The unworthy Rat Wheel — Learn How to Set life goals and achieve them
Stop losing time and energy, and start making real your desirable life
Have you ever found yourself in a continued cycle of misunderstanding paths, each one with the same ending, without context and purpose? It’s more common than you may think, as many people rush through life paths based on external role models. One thing that shows up in that pattern is a simple question:
“Where do you see yourself in the next 10 years?”
Question marks swirl around this inquiry, and that is understandable because of culture.
The actual mid-age population grew up in a model where success was predetermined by external models that were similar to robots. This structure, which I call the “Rat Wheel,” disempowers people from thinking outside the wheel and compels them to rush through their lives in a survival mode, leaving behind the self-centered manner necessary to build meaningful lives.
Introducing goal setting to your personal life is the most practical way to jump into the future you desire to build for yourself and your loved ones. Clear statements lead to evident achievements and influence your self-worth.
Therefore, I encourage you to follow this new series of entry blogs to learn about goal-setting methods, how they can impact life transformation, and how to implement them through baby steps.

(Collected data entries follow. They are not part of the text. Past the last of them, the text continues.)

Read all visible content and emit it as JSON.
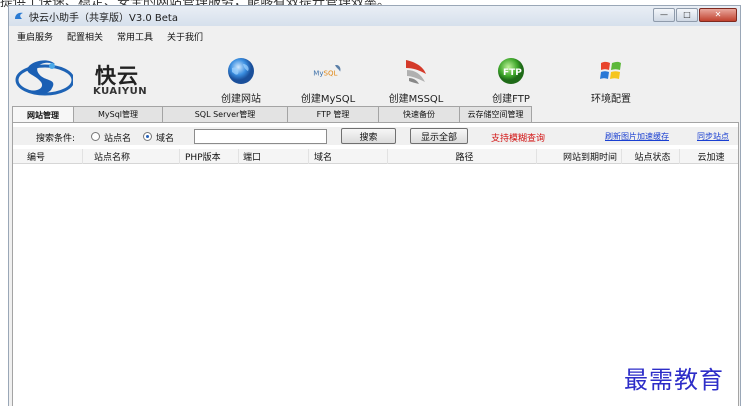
{
  "bleed_text": "提供了快速、稳定、安全的网站管理服务，能够有效提升管理效率。",
  "window": {
    "title": "快云小助手（共享版）V3.0 Beta",
    "controls": [
      "minimize-icon",
      "maximize-icon",
      "close-icon"
    ]
  },
  "menu": [
    {
      "label": "重启服务"
    },
    {
      "label": "配置相关"
    },
    {
      "label": "常用工具"
    },
    {
      "label": "关于我们"
    }
  ],
  "logo": {
    "cn": "快云",
    "en": "KUAIYUN"
  },
  "toolbar": [
    {
      "label": "创建网站",
      "icon": "globe-icon"
    },
    {
      "label": "创建MySQL",
      "icon": "mysql-dolphin-icon"
    },
    {
      "label": "创建MSSQL",
      "icon": "mssql-icon"
    },
    {
      "label": "创建FTP",
      "icon": "ftp-icon"
    },
    {
      "label": "环境配置",
      "icon": "windows-flag-icon"
    }
  ],
  "tabs": [
    {
      "label": "网站管理",
      "active": true
    },
    {
      "label": "MySql管理",
      "active": false
    },
    {
      "label": "SQL Server管理",
      "active": false
    },
    {
      "label": "FTP 管理",
      "active": false
    },
    {
      "label": "快速备份",
      "active": false
    },
    {
      "label": "云存储空间管理",
      "active": false
    }
  ],
  "search": {
    "condition_label": "搜索条件:",
    "radio_site_name": "站点名",
    "radio_domain": "域名",
    "selected": "域名",
    "input_value": "",
    "search_button": "搜索",
    "show_all_button": "显示全部",
    "fuzzy_hint": "支持模糊查询",
    "link_refresh_cache": "刷新图片加速缓存",
    "link_sync_sites": "同步站点"
  },
  "grid": {
    "columns": [
      "编号",
      "站点名称",
      "PHP版本",
      "端口",
      "域名",
      "路径",
      "网站到期时间",
      "站点状态",
      "云加速"
    ],
    "rows": []
  },
  "watermark": "最需教育",
  "colors": {
    "accent_blue": "#2460b8",
    "hint_red": "#d21414",
    "link_blue": "#1a3fd1",
    "watermark_blue": "#2d2dc8"
  }
}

Let’s start with goals that follow the SMART methodology, which stands for specific, measurable, achievable, relevant, and time-bound. This method is designed to create desirable criteria when establishing goals. To understand the SMART concept, keep the following principles in mind:
- Specific: simple, sensible, significant
- Measurable: meaningful, motivating
- Achievable: agreed, attainable
- Relevant: reasonable, realistic and resourced, results-based
- Time-bound: time-based, time-limited, time/cost limited, timely, time-sensitive
All of these principles focus on building solid foundations in goal-setting. Common procrastination is triggered by not having deadlines in personal goal statements. The same happens with a lack of motivation, triggered by non-specific and non-measurable statements in goal design. These scenarios nurture dopamine decrease and amplify all wrong behaviors that hold you back in the rat wheel.
So, how can you start transforming your life goals in meaningful ways? Here are some guides to help you. Once you set a new goal, make sure to keep these prompts in mind to follow the SMART methodology:
- What do I want to accomplish?
- Why is this goal important?
- Who is involved?
- Which resources or limits are involved?
- How much?
- How many?
- How will I know when it is accomplished?
- How can I accomplish this goal?
- How realistic is the goal, based on other constraints, such as financial factors?
- Is this the right time?
- When, exactly, will I complete the first steps toward the goal?
- What can I do today?
- What can I do six months from now?
Be sure to keep these in mind and take advantage of tools that help you define and follow the progress around goal achievement. The Consistency Template is one that I designed that helped me center all the goals I used to keep in mind or messy papers around my office onto a single page. It allows me to be as specific as I want in goal design and to access it from all my devices.
Now, I invite you to take some solo time and reflect on your current reality. Is this what you desire now? If not, take a deep breath and allow yourself to connect with the vision of who you want to become. Keep those senses in your body and write down that vision, then start making it SMART.